在一些实施例中,所述基于所述分类器相似度得到所述第一加权系数,包括:获取敏感系数;将所述敏感系数与所述分类器相似度进行相乘,得到第一加权系数。
在一些实施例中,所述基于第一分类器对所述图像提取特征进行处理,得到中间概率分布,包括:基于所述图像语义分割模型中的所述通用分类器对所述图像提取特征进行处理,得到初始概率分布,所述初始概率分布包括每个像素类别分别对应的初始概率矩阵;将所述初始概率矩阵中的元素移位到相同行或者相同列中,得到移位概率矩阵;将每个像素类别对应的所述移位概率矩阵进行拼接,得到中间概率分布。
在一些实施例中,所述目标分类器对应的计算方式包括:将所述中间概率分布与所述图像提取特征进行矩阵相乘运算,得到所述目标分类器;所述中间概率分布是对所述初始概率分布进行移位以及拼接,并利用激活函数对拼接后的所述初始概率分布进行激活得到的,所述初始概率分布是对所述图像提取特征进行处理得到的。
在一些实施例中,所述将所述中间概率分布与所述图像提取特征进行融合,得到所述图像提取特征对应的目标分类器,包括:获取置信度阈值;将所述中 间概率分布中的每个概率与所述置信度阈值进行对比,基于所述概率与所述置信度阈值的大小关系得到遮罩矩阵;基于所述遮罩矩阵,对所述中间概率分布进行筛选,得到去噪概率分布;将所述去噪概率分布与所述图像提取特征进行相乘,得到所述图像提取特征对应的目标分类器。

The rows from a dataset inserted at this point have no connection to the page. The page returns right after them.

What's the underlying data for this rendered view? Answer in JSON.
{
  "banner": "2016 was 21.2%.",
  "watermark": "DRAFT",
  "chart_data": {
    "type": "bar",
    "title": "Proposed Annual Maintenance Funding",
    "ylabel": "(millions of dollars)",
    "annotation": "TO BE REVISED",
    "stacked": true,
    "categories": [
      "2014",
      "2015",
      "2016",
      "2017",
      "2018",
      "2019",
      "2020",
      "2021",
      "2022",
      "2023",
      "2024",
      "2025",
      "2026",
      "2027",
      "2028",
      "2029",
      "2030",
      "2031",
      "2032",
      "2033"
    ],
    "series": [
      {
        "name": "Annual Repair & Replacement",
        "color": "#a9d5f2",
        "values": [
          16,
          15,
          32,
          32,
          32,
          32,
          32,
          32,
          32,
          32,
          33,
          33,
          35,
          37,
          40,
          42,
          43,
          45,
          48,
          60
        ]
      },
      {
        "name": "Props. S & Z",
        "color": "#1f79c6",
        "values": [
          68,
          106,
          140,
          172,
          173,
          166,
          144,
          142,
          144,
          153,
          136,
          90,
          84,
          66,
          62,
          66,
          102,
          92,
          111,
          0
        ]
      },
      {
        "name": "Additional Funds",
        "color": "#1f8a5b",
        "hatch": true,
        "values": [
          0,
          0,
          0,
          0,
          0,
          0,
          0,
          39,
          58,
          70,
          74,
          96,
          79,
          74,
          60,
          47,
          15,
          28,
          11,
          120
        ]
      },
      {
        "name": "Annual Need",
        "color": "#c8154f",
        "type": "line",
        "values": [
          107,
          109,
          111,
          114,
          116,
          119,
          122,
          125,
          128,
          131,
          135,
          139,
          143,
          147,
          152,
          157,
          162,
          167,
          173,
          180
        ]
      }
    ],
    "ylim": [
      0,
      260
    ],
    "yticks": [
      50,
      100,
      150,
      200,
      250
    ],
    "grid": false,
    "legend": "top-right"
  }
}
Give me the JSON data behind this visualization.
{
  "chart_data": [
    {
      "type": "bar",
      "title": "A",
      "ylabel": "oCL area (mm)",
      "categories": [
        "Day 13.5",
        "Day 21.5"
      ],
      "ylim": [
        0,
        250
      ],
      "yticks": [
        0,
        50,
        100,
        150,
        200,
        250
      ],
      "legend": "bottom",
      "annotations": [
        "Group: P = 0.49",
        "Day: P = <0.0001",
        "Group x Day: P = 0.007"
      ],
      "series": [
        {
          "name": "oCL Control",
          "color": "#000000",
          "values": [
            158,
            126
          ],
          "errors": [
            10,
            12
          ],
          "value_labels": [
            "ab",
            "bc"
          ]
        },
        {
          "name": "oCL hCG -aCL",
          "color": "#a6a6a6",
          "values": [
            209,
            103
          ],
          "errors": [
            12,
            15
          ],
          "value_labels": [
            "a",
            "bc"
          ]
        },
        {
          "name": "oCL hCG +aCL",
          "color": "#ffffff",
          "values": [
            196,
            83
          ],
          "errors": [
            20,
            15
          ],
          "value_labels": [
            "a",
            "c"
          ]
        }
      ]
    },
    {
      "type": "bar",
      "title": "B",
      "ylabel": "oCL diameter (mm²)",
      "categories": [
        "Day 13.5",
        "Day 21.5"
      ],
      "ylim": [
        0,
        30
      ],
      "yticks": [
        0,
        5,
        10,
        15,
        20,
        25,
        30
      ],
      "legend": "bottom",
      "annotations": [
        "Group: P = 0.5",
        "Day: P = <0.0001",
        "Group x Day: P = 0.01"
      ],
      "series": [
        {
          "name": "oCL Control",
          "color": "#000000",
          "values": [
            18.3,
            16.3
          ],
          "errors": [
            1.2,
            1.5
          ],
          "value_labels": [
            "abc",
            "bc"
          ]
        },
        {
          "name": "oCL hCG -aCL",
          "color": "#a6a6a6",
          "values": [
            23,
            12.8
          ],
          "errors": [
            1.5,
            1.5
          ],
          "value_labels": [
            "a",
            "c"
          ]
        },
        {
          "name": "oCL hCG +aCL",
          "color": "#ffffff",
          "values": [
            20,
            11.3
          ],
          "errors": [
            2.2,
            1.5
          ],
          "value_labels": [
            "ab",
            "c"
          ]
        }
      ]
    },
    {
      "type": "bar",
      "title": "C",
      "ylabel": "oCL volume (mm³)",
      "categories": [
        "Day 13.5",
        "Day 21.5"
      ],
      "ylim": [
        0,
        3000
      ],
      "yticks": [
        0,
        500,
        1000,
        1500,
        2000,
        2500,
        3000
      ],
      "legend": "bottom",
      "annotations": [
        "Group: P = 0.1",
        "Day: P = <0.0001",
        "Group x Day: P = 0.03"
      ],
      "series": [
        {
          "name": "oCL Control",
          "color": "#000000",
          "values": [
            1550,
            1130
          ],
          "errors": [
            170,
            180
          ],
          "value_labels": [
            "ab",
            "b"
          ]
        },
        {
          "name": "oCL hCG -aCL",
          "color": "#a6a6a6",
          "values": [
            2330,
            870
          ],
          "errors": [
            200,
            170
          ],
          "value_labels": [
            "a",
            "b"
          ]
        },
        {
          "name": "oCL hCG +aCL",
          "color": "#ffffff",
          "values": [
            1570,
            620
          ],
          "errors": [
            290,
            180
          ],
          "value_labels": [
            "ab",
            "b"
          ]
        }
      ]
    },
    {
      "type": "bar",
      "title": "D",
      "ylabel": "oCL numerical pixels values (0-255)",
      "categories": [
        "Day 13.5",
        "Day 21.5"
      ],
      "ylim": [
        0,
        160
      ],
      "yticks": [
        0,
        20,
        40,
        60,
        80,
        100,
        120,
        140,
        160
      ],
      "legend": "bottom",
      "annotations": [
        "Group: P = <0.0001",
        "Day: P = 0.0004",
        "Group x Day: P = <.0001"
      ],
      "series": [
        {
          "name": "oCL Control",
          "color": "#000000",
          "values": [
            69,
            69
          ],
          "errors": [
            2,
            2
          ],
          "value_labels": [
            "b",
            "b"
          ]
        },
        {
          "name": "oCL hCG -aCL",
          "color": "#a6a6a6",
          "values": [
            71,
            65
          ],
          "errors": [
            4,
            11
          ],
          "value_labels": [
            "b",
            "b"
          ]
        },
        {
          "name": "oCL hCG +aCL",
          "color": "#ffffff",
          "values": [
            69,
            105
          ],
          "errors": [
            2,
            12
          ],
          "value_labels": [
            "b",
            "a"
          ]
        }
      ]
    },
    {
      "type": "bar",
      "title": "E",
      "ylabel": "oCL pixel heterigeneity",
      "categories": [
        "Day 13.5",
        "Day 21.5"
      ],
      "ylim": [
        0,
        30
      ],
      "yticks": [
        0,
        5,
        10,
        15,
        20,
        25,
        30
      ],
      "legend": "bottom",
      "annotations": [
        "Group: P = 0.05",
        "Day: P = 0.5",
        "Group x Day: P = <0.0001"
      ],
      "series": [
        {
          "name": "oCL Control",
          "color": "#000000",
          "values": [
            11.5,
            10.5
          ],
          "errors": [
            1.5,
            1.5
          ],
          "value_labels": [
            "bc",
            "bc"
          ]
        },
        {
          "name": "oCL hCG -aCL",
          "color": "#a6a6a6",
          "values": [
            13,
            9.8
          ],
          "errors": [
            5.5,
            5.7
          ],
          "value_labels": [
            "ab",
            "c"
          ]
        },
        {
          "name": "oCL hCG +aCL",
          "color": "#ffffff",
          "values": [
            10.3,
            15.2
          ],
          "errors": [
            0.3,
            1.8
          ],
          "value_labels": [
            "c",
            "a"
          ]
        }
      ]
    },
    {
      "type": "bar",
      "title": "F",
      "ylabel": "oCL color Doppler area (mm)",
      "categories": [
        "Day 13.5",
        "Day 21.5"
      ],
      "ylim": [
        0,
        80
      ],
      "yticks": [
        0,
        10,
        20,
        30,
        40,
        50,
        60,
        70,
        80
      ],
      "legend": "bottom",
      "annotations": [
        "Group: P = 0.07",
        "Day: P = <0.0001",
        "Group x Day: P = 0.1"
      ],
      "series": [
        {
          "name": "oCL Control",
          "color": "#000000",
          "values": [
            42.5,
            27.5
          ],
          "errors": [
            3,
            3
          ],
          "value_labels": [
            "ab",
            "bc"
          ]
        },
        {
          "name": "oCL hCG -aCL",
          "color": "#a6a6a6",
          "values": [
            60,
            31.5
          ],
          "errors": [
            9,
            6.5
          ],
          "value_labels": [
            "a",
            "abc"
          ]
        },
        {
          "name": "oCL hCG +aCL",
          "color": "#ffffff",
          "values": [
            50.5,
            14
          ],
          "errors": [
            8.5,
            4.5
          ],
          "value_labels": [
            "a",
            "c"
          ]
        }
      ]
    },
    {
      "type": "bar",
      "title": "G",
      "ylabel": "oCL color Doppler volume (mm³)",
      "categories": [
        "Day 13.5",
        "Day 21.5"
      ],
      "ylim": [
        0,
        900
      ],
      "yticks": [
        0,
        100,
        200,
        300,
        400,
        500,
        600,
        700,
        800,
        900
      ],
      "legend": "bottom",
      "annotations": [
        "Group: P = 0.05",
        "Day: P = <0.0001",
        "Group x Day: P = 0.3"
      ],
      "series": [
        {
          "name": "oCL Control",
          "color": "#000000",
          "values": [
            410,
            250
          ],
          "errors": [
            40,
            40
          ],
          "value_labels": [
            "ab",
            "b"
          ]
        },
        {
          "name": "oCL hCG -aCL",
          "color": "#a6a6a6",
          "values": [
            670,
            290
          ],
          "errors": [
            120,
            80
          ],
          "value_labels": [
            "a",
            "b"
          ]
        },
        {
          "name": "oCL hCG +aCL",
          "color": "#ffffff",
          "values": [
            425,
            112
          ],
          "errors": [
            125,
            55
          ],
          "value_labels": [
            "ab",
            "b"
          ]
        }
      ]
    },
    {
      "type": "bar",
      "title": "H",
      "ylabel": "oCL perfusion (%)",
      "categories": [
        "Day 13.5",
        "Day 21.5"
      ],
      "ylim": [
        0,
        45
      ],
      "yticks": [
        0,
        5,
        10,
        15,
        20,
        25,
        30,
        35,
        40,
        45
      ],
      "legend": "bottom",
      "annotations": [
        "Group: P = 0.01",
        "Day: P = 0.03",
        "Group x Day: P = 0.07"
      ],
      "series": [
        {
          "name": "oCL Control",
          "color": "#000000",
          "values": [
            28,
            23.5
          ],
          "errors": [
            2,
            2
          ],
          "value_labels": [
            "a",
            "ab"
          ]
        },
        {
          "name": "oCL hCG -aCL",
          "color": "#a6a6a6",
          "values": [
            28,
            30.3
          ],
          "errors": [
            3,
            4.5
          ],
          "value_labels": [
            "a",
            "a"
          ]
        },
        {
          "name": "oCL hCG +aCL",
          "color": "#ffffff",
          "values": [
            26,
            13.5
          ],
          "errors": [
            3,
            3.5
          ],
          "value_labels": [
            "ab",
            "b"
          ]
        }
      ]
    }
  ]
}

在一些实施例中,所述基于所述遮罩矩阵,对所述中间概率分布进行筛选,得到去噪概率分布,包括:
将所述遮罩矩阵中的每个值与所述中间概率分布中对应位置的概率进行相乘,得到去噪概率分布。
在一些实施例中,所述基于第一分类器对所述图像提取特征进行处理,得到中间概率分布,包括:
基于第一分类器对所述图像提取特征进行降维,得到初始概率分布;
对所述初始概率分布中的概率值进行移位以及归一化,得到中间概率分布。
第二方面,本申请还提供了一种图像语义分割装置,包括:目标图像获取模块,用于获取目标图像;图像提取特征提取模块,用于对所述目标图像进行特征提取,得到所述目标图像对应的图像提取特征;中间概率分布获得模块,用于基于第一分类器对所述图像提取特征进行处理,得到中间概率分布,所述中间概率分布包括所述目标图像中各个像素点属于各个像素类别的概率;目标分类器获得模块,用于将所述中间概率分布与所述图像提取特征进行融合,得到所述图像提取特征对应的目标分类器;目标概率分布获得模块,用于基于所述目标分类器以及所述第一分类器对所述图像提取特征进行处理,得到各个像素类别对应的目标概率分布,所述目标概率分布包括所述目标图像中各个像素点属于各个像素类别的概率;目标像素类别得到模块,用于基于所述目标概率分布得到所述目标图像中各个像素点分别对应的目标像素类别。
在一些实施例中,目标分类器获得模块,用于:获取所述目标分类器对应的第一加权系数以及所述通用分类器对应的第二加权系数;基于所述第一加权系数对所述目标分类器进行加权,得到加权目标分类器;基于所述第二加权系 数对所述通用分类器进行加权,得到加权通用分类器;综合所述加权通用分类器和加权目标分类器得到综合分类器,利用所述综合分类器对所述图像提取特征进行处理,得到各个像素类别对应的目标概率分布。
在一些实施例中,目标分类器获得模块,用于:获取所述通用分类器和所述目标分类器之间的分类器相似度,基于所述分类器相似度得到所述第一加权系数,所述第一加权系数与所述分类器相似度成正相关关系;基于所述第一加权系数得到所述第二加权系数,所述第二加权系数与所述第一加权系数为负相关关系。
在一些实施例中,目标分类器获得模块,用于:基于获取敏感系数;将所述敏感系数与所述分类器相似度进行相乘,得到所述第一加权系数。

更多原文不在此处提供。